As a step in that direction, the plan includes cutting the number of Church employees, imposing property tax on the vast estates of the Greek Orthodox Church, including those 20 monasteries at Holy Mountain. It's still unclear what sort of money we're talking about here, but it's assumed there are several thousand houses, apartments and undeveloped plots of land, many of which sprawl beyond the boundaries of the Athos autonomy.

This way, the Greek state that's been at the brink of default for years, is hoping to add another source of constant revenue to its budget that now resembles a broken bucket. No surprise, the Council of the Athos clergy instantly issued an open letter of protest againt the measure. They argue that the planned tax on the church property equals nationalization. Since 1923 Athos has enjoyed an official status of autonomous district within the Greek state, along with all the big privileges that come with that. There are unique artifacts in those monasteries - books and icons that are virtually priceless. There are no VAT taxes for anything the monks buy for their needs, and technically, Athos is a tax haven (not that there's too much one could buy there, save for the few hand-made icons and souvenirs). Even the EU has recognized this special status when it accepted Greece as a member in 1981.
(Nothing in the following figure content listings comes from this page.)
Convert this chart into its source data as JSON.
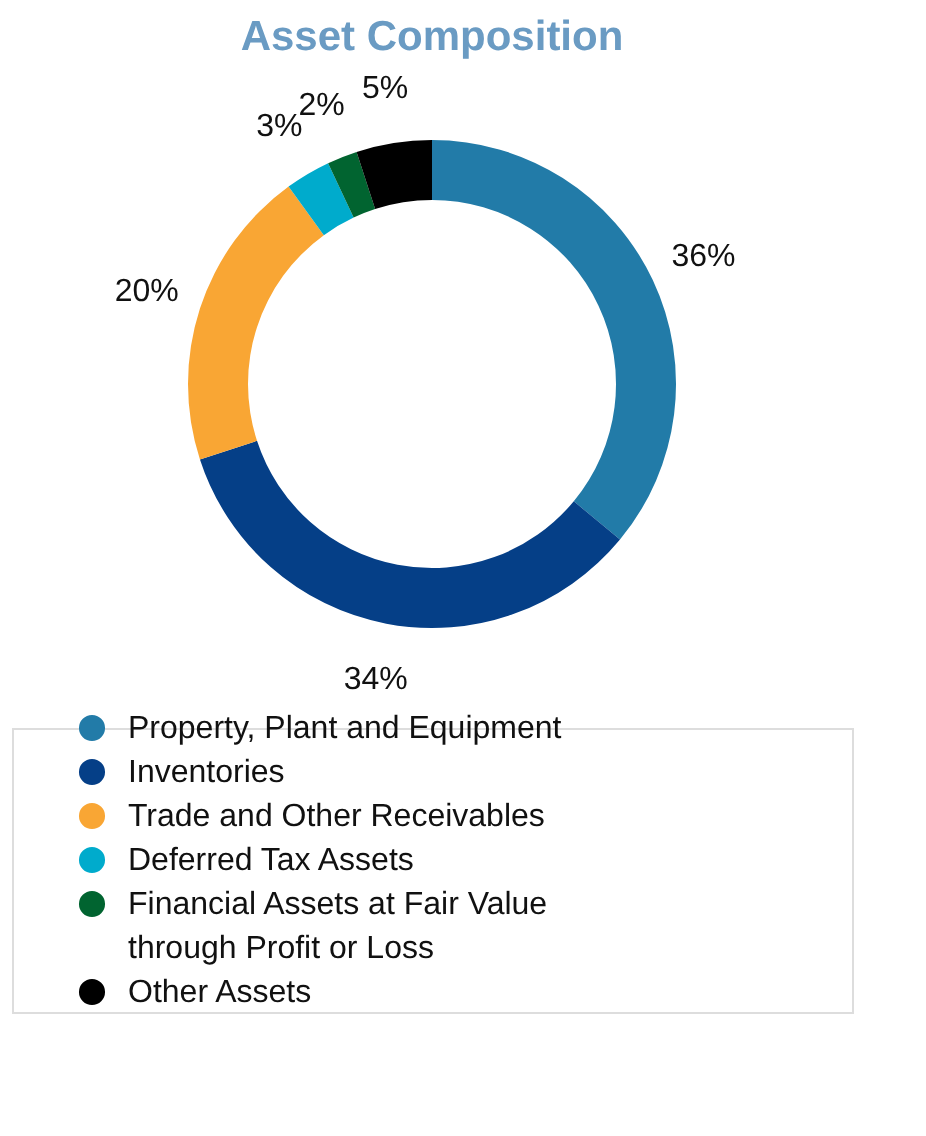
{
  "chart_data": {
    "type": "donut",
    "title": "Asset Composition",
    "categories": [
      "Property, Plant and Equipment",
      "Inventories",
      "Trade and Other Receivables",
      "Deferred Tax Assets",
      "Financial Assets at Fair Value through Profit or Loss",
      "Other Assets"
    ],
    "values": [
      36,
      34,
      20,
      3,
      2,
      5
    ],
    "colors": [
      "#227ba8",
      "#053f87",
      "#f9a634",
      "#00abcc",
      "#016430",
      "#000000"
    ],
    "value_labels": [
      "36%",
      "34%",
      "20%",
      "3%",
      "2%",
      "5%"
    ],
    "legend": "bottom"
  }
}
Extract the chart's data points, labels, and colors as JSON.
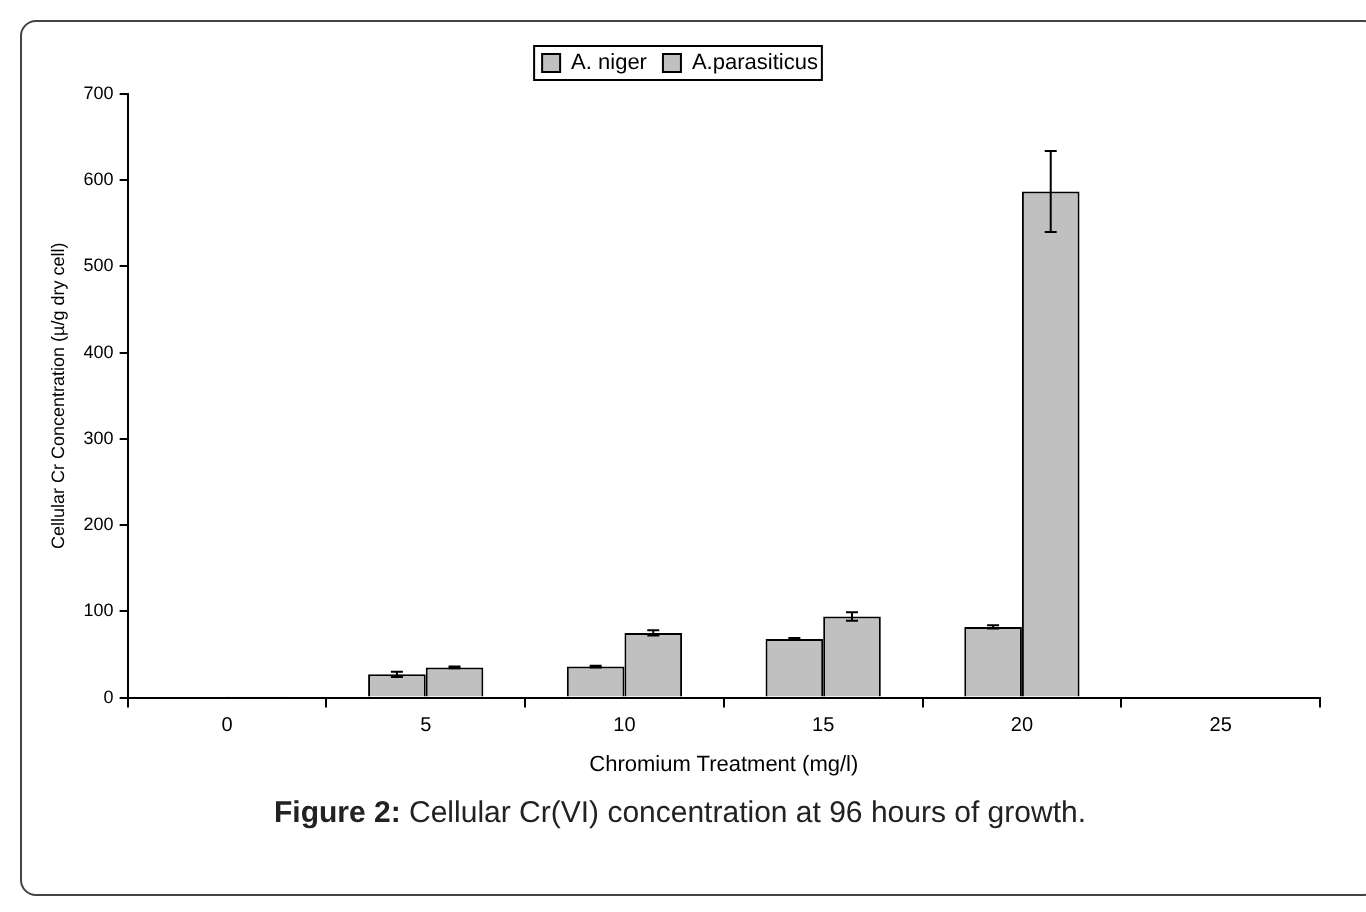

Back in 2011 when Papandreou's government announced the plan to tax the Church, the monks even threatened to cut any relations with the lefist PASOK government in Athens. That hasn't happened yet, but the relations are strained nevertheless. And the whole corruption fiasco with the Vatopedi monastery didn't help much in that respect, either. But it's obvious that in an ever globalizing world, and in a country in deep financial trouble, the sovereignty of this tiny fragment of the past is about to be shaken severely.